When reviewing a show, one concern is how much or how little to refer to the press release. As a rule, these texts are not generated by the artists involved, and they proffer descriptions more restricted than the work itself. The recent collaboration of performance artist Tamy Ben-Tor and painter Miki Carmi, however, requires translation. Ben-Tor’s performances and video work here are conducted in several languages, including the little-spoken Georgian. The nature of the artists’ collaboration is unclear even with the aid of outside texts; the release’s claims that “It is through irrationality that the senses grasp truth” and “The performance of the poet is a daily act of repetitious rituals that embodies the intensified condition of being,” do little to penetrate the confusion. The show is accompanied by an artist’s book put out by Regency Arts Press in 2009, where the artists’ intentions begin to take shape.

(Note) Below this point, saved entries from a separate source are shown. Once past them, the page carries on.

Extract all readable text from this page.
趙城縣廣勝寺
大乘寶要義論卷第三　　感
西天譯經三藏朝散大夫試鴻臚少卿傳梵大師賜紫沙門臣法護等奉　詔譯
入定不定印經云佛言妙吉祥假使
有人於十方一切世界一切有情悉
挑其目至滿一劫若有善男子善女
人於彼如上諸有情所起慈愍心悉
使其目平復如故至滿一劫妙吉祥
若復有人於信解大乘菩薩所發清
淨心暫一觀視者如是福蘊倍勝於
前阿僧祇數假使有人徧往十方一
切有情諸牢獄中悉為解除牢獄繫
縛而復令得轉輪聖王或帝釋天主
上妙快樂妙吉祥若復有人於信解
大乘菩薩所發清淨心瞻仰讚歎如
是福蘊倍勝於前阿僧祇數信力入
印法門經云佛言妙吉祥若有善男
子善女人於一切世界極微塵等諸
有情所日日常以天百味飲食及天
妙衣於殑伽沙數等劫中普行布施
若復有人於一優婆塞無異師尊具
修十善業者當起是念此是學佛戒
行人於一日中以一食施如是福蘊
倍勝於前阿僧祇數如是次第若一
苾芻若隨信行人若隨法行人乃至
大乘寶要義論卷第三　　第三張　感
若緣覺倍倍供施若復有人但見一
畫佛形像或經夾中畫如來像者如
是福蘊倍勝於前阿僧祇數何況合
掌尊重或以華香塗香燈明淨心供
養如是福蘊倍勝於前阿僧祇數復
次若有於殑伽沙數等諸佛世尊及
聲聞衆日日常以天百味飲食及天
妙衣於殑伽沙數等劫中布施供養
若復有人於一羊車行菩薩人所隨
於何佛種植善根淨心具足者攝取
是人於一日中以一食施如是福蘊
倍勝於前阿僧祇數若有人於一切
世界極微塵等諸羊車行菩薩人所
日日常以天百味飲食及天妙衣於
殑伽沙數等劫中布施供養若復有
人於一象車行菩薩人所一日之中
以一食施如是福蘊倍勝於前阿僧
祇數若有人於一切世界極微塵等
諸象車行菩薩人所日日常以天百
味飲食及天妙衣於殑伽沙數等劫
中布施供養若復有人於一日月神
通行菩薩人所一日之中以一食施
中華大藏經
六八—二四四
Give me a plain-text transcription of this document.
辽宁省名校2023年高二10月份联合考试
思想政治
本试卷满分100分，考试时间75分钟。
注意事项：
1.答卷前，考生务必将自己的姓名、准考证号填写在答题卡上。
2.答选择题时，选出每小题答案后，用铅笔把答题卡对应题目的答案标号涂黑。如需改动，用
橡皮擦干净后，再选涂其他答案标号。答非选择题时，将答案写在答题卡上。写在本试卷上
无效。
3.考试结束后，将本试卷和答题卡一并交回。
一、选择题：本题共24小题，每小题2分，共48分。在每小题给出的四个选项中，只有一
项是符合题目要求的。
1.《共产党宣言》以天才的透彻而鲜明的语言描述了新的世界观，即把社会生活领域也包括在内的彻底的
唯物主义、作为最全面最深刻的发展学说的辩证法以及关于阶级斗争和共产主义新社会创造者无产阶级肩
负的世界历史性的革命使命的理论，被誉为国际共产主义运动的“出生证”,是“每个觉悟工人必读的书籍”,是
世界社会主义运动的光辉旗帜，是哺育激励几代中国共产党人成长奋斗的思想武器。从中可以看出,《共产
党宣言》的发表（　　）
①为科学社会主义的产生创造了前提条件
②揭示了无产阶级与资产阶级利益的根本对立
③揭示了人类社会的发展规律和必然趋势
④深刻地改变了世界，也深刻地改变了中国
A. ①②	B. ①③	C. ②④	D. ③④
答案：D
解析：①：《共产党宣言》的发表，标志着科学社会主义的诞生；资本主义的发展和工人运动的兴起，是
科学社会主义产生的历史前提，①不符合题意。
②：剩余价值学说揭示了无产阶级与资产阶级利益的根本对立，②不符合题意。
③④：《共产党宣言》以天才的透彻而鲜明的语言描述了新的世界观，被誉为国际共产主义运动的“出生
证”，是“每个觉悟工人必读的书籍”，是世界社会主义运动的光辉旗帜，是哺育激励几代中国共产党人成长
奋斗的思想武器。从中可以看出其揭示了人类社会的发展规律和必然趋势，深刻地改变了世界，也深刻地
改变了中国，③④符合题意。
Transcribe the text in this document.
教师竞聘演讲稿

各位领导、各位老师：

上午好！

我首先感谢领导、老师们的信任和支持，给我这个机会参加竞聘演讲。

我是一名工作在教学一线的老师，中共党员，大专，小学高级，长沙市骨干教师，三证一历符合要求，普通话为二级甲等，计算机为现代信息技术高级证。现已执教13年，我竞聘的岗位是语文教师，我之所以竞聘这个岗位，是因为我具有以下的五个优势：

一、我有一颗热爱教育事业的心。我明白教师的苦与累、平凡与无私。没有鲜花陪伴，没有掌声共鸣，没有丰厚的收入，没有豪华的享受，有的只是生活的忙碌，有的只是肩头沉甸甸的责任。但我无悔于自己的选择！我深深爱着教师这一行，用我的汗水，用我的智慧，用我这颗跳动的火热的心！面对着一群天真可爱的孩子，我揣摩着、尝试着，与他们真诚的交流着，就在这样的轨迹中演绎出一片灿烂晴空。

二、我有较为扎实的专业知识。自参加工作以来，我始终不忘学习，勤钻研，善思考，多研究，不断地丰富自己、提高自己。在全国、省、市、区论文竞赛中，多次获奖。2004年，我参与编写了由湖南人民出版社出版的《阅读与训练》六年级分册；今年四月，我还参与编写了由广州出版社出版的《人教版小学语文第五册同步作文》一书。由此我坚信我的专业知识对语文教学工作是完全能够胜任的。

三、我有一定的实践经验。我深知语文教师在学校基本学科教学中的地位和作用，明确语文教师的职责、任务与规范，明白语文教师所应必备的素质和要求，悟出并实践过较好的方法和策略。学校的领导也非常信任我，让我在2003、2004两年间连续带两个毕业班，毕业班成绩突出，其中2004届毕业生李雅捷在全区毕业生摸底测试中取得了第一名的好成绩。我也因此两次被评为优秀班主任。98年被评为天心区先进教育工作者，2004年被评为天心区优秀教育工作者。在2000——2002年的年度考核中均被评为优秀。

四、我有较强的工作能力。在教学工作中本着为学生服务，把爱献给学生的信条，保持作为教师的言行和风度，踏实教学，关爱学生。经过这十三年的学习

Performances at Salon 94 and Zach Feuer overlap with the exhibition “Disembodied Archetypes” at the latter gallery. Together, the formats presented a battery of characters begging to be heard. Ben-Tor acts each of these personas herself, using props and costumes on the gallery’s floor. In foreign languages culminating with a cappella pidgin, Ben-Tor gave monologues in a slew of personas. Reminiscent of Japanese Noh players in their stilted gestures and theatrical disguises, each of the half-dozen characters addressed concerns of Jewishness or ethnicity, insider-outsider cultural status, and the limits of communication. A story told in English during the performance (reproduced in Hebrew in the accompanying book) describes a German-Jewish woman returning home to find that her house has been commandeered by a pig and a cow. This allegory, haunted by the accounts of Holocaust survivors from whom homes and belongings were stolen in their absence, is colored by the woman’s wonderment at the creatures who have seized her apartment. They are not human but animals, and she cannot decipher their logic.
In exhibition form, the physical manifestations of old wounds are the concern of both artists. Carmi presents this ugliness literally. His painterly portraits of elderly skin hover near the surface of otherwise blank canvases. Ben-Tor’s monologues perform this unseamliness more efficiently. Hers is an ugliness born of presumed good intentions, enacted by characters insisting to be heard and sympathized with, but who do not allow for the possibility that this is impossible; characters for whom misunderstandings have curdled to bias. During the performance I witnessed at Salon 94, much of the crowd was fluent in one or several of the languages spoken, but many more were not. The penultimate persona spoke in English. In the guise of a blonde Midwestern tourist, the artist described an ambiguous art event as witnessed by a bemused outsider. “It was just fascinating,” the character repeats again and again, and one senses his desperate need to be “in on the game,” a cosmopolitan world traveler open to all the myriad voices of the wide and wonderful world. He is fooling himself, and one watches uneasily the arrogance with which he “takes it all in.”
These characters enjoy their ignorance. Near the end of the book in which the texts appear is a fable. In English and German it reads: “We thought the moustached man was nice… We thought our neighbors left us their homes… We were drunk. We are still drunk. We will always be drunk.
“Why not? Live a little.”
BEN-TOR AND CARMI HAVE ALSO HAVE A TWO-PERSON EXHIBITION AT STUX GALLERY, THROUGH MAY 1.